Hoje acho que 'igualdade e liberdade' são conceitos demasiado abstractos para deles se poderem inferir, de forma clara e unívoca, as implicações concretas que dão conteúdo prático ao 'ser de esquerda ou de direita'.
Alguns exemplos ajudam a clarificar o ponto. Em que dimensões são os trabalhadores do público e do privado iguais? E as gerações vindouras? Quem garante o seu acesso ao usufruto da natureza ou do estado social em condições iguais às de hoje? A esquerda dirá que os trabalhadores são iguais no público ou no privado e a direita arvorar-se-á em defensora da igualdade entre-gerações. E a liberdade? 'Caveat emptor' ou 'caveat venditor', nas suas mais variadas, são um clássico, pendendo a esquerda para o segundo e a direita para o primeiro.
Em 1776 viram luz dois documentos fundadores da visão liberal da relação entre Estado e Liberdade. Um é a Riqueza das Nações, de Adam Smith, que analisa como um sistema de mercado articula liberdade individual com a cooperação necessária para produzir os bens económicos necessários à vida quotidiana, num quadro de um Estado de Direito. O outro é Declaração da Independência redigida por Thomas Jefferson, onde as ideias de igualdade foram articuladas com rara eloquência: “Estas verdades são evidentes, todos os homens são iguais, o se Criador deu-lhes direitos inalienáveis entre os quais estão a vida, a liberdade e a procura da felicidade”.
Destes documentos parece-me claro inferir que a liberdade não se define contra o Estado, nem apesar do Estado, mas antes com o Estado. O que nos conduz a uma questão de verdadeira relevância prática: a da 'cooperação' entre as duas ideias.
A impossibilidade de um sistema de planeamento central, demonstrada por Hayek nos anos 30 do século passado e confirmada pela realidade nos anos 90 do mesmo século, significa que qualquer que seja a intervenção do Estado na economia e na sociedade esta dever-se-á pautar pela modéstia face à complexidade da realidade.

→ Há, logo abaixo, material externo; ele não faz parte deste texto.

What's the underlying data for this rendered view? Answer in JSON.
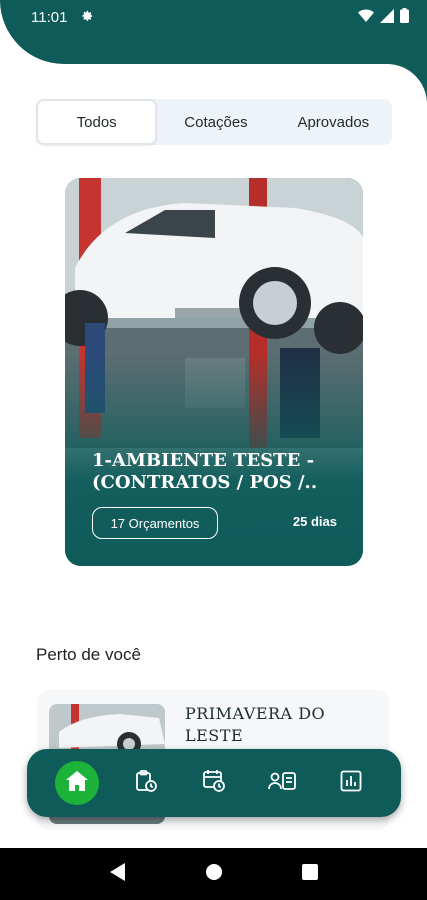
{
  "status_bar": {
    "time": "11:01"
  },
  "tabs": [
    {
      "label": "Todos",
      "active": true
    },
    {
      "label": "Cotações",
      "active": false
    },
    {
      "label": "Aprovados",
      "active": false
    }
  ],
  "featured_card": {
    "title": "1-AMBIENTE TESTE - (CONTRATOS / POS /..",
    "quotes_label": "17 Orçamentos",
    "days_label": "25 dias"
  },
  "nearby": {
    "heading": "Perto de você",
    "items": [
      {
        "name": "PRIMAVERA DO LESTE"
      }
    ]
  },
  "bottom_nav": {
    "items": [
      "home-icon",
      "clipboard-clock-icon",
      "calendar-clock-icon",
      "id-card-icon",
      "bar-chart-icon"
    ],
    "active_index": 0
  },
  "colors": {
    "primary": "#0e5b5a",
    "active_green": "#1db23a",
    "tab_bg": "#eef3fa"
  }
}
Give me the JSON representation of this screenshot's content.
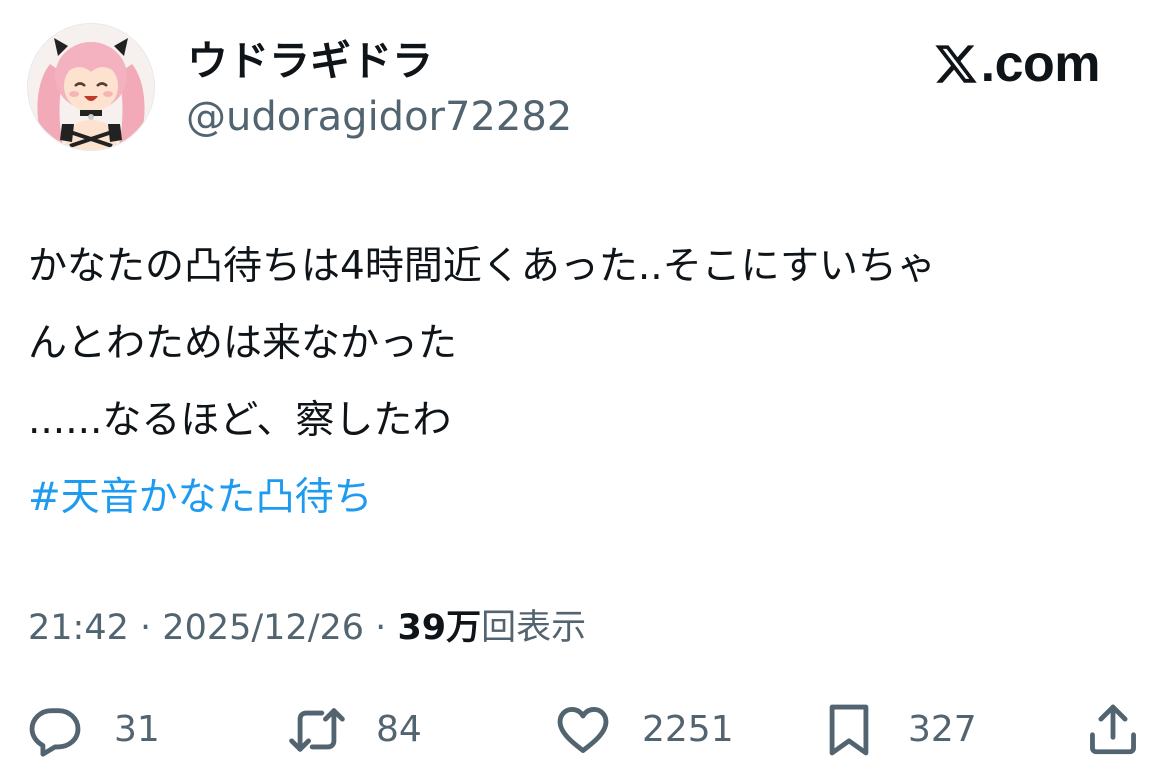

Modéstia que resulta da necessária falta da informação e dos meios para conhecer o 'como' e o 'para quem' requeridos para decidir. Assim, a questão central será saber se o Estado pode cumprir as suas funções, quaisquer que sejam elas, sacrificando a liberdade de escolha e a descentralização da tomada de decisões. A questão será, então, o 'como' fazer, mais do que 'o que' fazer.